By now, having followed the horses through their varied history, we can hardly be surprised by their appearance in yet another display. We live in an age where cultural icons are transferred from one context to another with bewildering rapidity. Most such icons, of course, are transient: a song lasts a month, a fashion in dress perhaps a year, an artist’s popularity among the cognoscenti perhaps ten. Yet in the horses we see icons that are still usable in a fresh context many thousands of miles away from their home two thousand years after they were made. What is the secret of their success?

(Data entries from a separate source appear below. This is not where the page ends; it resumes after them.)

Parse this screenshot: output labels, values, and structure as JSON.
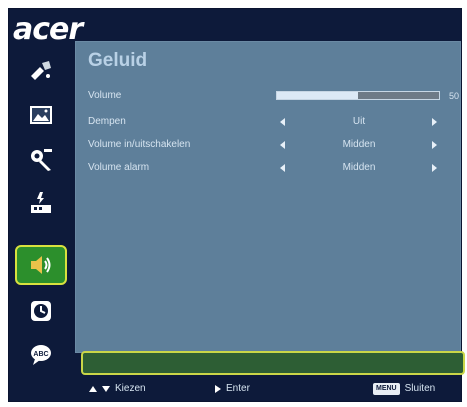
{
  "brand": {
    "logo_text": "acer"
  },
  "sidebar": {
    "items": [
      {
        "icon": "color-wand-icon"
      },
      {
        "icon": "image-icon"
      },
      {
        "icon": "settings-gear-icon"
      },
      {
        "icon": "management-icon"
      },
      {
        "icon": "audio-speaker-icon",
        "active": true
      },
      {
        "icon": "timer-clock-icon"
      },
      {
        "icon": "language-icon"
      }
    ]
  },
  "main": {
    "title": "Geluid",
    "volume": {
      "label": "Volume",
      "value_text": "50",
      "level_percent": 50
    },
    "rows": [
      {
        "label": "Dempen",
        "value": "Uit"
      },
      {
        "label": "Volume in/uitschakelen",
        "value": "Midden"
      },
      {
        "label": "Volume alarm",
        "value": "Midden"
      }
    ]
  },
  "footer": {
    "select_label": "Kiezen",
    "enter_label": "Enter",
    "menu_key": "MENU",
    "close_label": "Sluiten"
  },
  "colors": {
    "frame": "#0d1a3a",
    "panel": "#5e7f9a",
    "active_item": "#2c8f2c",
    "highlight_border": "#d8e23e"
  }
}
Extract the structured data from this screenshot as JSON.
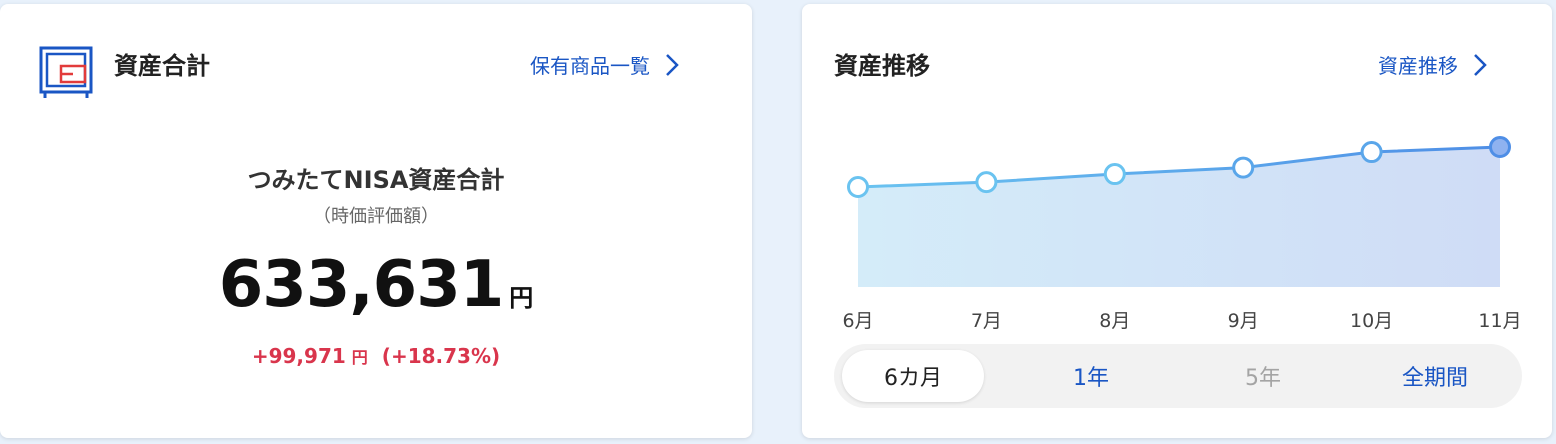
{
  "left_card": {
    "title": "資産合計",
    "link_label": "保有商品一覧",
    "nisa_title": "つみたてNISA資産合計",
    "nisa_subtitle": "（時価評価額）",
    "total_value": "633,631",
    "total_unit": "円",
    "gain_value": "+99,971",
    "gain_unit": "円",
    "gain_percent": "(+18.73%)"
  },
  "right_card": {
    "title": "資産推移",
    "link_label": "資産推移"
  },
  "range_tabs": [
    {
      "label": "6カ月",
      "state": "active"
    },
    {
      "label": "1年",
      "state": "enabled"
    },
    {
      "label": "5年",
      "state": "disabled"
    },
    {
      "label": "全期間",
      "state": "enabled"
    }
  ],
  "colors": {
    "accent_blue": "#1a56c4",
    "gain_red": "#d9354c",
    "line_start": "#6ac3f0",
    "line_end": "#4e8ee6"
  },
  "chart_data": {
    "type": "area",
    "categories": [
      "6月",
      "7月",
      "8月",
      "9月",
      "10月",
      "11月"
    ],
    "series": [
      {
        "values": [
          510000,
          525000,
          550000,
          570000,
          618000,
          633631
        ]
      }
    ]
  }
}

There are some icons which survive because they represent a pinnacle of human achievement. The Egyptian pyramids are a good example. It is still virtually impossible to grasp that such vast and complex monuments could have been planned and put together in a pre-technological age. (So nearly impossible, in fact, that some fantasists have conjured up sophisticated vanished civilizations to which their construction is credited.) More difficult to assess are those icons which seem to evoke a satisfying response from the brain across time and culture – the Taj Mahal in India, or the symphonies of Mozart, for instance. The philosopher Plato would have been quite at home with this phenomenon. There is beauty on this earth, he said, and it provides us with a sense, albeit an inadequate one, of what the Idea or Form of Beauty, on its eternal plane of reality, might be. In fact, Plato argued, our souls retain a recollection of the Form of Beauty, and contact with great works of art – a Mozart symphony, or Giorgione’s nude Sleeping Venus – stimulates its revival. Nowadays we would be more likely to find the exploration of the underlying reasons for our brains’ responses to music and art being conducted by psychologists, wiring up their subjects to the sound of a Mozart symphony, rather than by philosophers; but there is no doubt that music can act to bring order to the mind. Art is psychologically satisfying for us at quite a profound and perhaps even universally shared level, and this explains why some works of art attract across cultures and time.
How central to the horses’ meaning is their aesthetic appeal? They cannot fail to have s
ome impact. They are undeniably elegant. However, their ‘beauty’ has not been universally acknowledged, even if one discounts the prejudiced condemnations of Winckelmann (the horses as decadent because they are gilded) and Haydon (they cannot be allowed to compete with his beloved Parthenon marbles). The height of their popularity as art came during the Renaissance, when they benefited from the adulation bestowed on all classical art. Nowadays we are more cautious in adopting so idealized a view of the classical past; but even if we do not follow Renaissance taste uncritically, the horses are still remarkable – for their aesthetic appeal, but also for their age, the quality of their casting, and the very fact of their survival when the vast majority of classical bronze and copper statues have been melted down.
In addition to any significance it derives from aesthetic power and antiquity, every icon has its own history, and here the horses score highly. They are easily recognizable as prestige items, were designed for public display and, above all, have proved transportable. This means they have been eminently usable as symbols of plunder and triumph. Certainly this is why they were brought to Venice, and later to Paris, and it may have been the reason why they were in Constantinople in the first place. They have benefited in particular from the settings in which they were displayed – the hippodrome, St Mark’s and the Arc du Carrousel, vantage points from which they have watched over an extraordinary panorama of European history.